Collaborative Research: Sharp Identification and Specification Testing in Potential Outcome Models: A Computational Approach provides up to $102K per award from NSF. Actual award sizes depend on the scope of your project, available program funds, and the number of applicants, so build a budget that reflects realistic, allowable costs rather than the maximum figure.
When is the Collaborative Research: Sharp Identification and Specification Testing in Potential Outcome Models: A Computational Approach deadline?
Applications for Collaborative Research: Sharp Identification and Specification Testing in Potential Outcome Models: A Computational Approach are due 2027-08-31 (open). Because deadlines can change, verify the date with the funder, NSF, and give yourself enough time to prepare a complete, competitive application before the close date.

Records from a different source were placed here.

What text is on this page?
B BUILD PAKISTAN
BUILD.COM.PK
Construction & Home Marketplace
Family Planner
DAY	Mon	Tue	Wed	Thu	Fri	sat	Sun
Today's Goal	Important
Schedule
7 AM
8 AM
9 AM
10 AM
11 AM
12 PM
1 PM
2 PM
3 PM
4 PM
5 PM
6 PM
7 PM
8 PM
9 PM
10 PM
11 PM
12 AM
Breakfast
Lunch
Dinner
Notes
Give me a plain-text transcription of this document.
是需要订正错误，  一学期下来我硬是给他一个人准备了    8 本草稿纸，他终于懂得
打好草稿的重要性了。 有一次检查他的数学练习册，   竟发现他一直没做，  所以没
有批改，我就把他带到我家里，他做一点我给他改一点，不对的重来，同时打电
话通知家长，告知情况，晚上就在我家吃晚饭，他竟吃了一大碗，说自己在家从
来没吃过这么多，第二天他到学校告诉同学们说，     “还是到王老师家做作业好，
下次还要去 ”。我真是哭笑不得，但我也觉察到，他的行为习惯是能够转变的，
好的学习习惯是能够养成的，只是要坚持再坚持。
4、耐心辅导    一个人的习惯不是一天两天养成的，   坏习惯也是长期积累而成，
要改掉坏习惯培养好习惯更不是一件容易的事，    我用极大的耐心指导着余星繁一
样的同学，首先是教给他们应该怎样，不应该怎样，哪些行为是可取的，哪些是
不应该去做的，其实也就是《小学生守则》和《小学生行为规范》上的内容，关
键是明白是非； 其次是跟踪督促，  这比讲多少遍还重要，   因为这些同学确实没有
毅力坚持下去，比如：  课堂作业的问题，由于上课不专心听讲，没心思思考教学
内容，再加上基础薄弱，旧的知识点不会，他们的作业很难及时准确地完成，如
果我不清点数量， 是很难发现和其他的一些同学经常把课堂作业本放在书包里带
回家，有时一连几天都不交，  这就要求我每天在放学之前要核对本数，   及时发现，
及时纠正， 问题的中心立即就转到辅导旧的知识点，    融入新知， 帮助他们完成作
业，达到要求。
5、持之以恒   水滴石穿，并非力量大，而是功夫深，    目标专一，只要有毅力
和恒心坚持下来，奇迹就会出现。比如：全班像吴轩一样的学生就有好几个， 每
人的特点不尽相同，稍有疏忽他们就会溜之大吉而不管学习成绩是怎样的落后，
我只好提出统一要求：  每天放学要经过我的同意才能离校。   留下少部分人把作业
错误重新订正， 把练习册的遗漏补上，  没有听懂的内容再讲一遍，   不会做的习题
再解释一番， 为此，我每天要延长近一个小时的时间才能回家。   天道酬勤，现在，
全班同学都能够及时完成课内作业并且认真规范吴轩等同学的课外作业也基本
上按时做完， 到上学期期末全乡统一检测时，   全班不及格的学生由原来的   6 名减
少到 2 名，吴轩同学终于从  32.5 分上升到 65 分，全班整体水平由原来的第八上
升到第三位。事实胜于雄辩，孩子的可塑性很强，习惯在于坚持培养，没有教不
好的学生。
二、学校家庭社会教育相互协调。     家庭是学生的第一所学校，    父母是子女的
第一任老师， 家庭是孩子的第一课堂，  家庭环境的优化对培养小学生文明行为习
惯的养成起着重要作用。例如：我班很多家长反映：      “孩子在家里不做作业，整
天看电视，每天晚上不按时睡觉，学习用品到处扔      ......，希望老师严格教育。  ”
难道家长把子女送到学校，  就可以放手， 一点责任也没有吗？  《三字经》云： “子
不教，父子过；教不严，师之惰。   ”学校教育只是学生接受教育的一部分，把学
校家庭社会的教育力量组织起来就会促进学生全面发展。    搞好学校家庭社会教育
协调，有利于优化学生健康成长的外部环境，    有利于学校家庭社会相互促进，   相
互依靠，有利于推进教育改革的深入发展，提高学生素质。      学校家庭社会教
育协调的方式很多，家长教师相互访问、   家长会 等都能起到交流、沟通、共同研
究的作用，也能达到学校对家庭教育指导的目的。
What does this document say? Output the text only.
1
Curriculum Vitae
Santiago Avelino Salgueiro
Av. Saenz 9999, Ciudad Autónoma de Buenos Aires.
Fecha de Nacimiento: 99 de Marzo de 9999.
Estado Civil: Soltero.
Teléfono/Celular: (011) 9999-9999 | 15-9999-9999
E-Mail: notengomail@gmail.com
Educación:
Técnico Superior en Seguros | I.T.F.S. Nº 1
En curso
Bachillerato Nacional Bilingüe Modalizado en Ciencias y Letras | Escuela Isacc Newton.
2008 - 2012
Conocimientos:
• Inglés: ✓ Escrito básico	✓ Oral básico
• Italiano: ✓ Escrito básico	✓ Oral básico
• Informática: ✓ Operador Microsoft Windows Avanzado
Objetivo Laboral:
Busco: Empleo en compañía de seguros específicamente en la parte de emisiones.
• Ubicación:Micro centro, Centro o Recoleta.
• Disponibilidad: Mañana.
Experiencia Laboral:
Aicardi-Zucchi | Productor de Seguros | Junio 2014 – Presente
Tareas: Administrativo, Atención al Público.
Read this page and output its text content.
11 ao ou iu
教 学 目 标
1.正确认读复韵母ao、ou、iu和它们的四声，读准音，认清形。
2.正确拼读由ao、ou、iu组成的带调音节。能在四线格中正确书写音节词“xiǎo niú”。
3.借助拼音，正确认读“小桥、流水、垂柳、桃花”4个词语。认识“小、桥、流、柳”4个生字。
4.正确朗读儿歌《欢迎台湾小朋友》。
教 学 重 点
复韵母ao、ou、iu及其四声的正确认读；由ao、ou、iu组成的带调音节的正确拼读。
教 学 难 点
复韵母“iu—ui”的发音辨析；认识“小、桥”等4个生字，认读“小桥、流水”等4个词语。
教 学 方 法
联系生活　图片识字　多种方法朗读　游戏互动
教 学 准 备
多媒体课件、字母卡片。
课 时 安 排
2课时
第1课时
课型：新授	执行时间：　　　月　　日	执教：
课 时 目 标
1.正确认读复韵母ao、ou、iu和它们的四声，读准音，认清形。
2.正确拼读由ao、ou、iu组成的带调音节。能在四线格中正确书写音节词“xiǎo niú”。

How do you apply for the Collaborative Research: Sharp Identification and Specification Testing in Potential Outcome Models: A Computational Approach?
To apply for Collaborative Research: Sharp Identification and Specification Testing in Potential Outcome Models: A Computational Approach, confirm your eligibility, gather the required documents, and prepare a narrative and budget that address the funder's priorities. FindGrants guides you step by step and can draft each section, then exports a submission-ready application pack for this grant from NSF.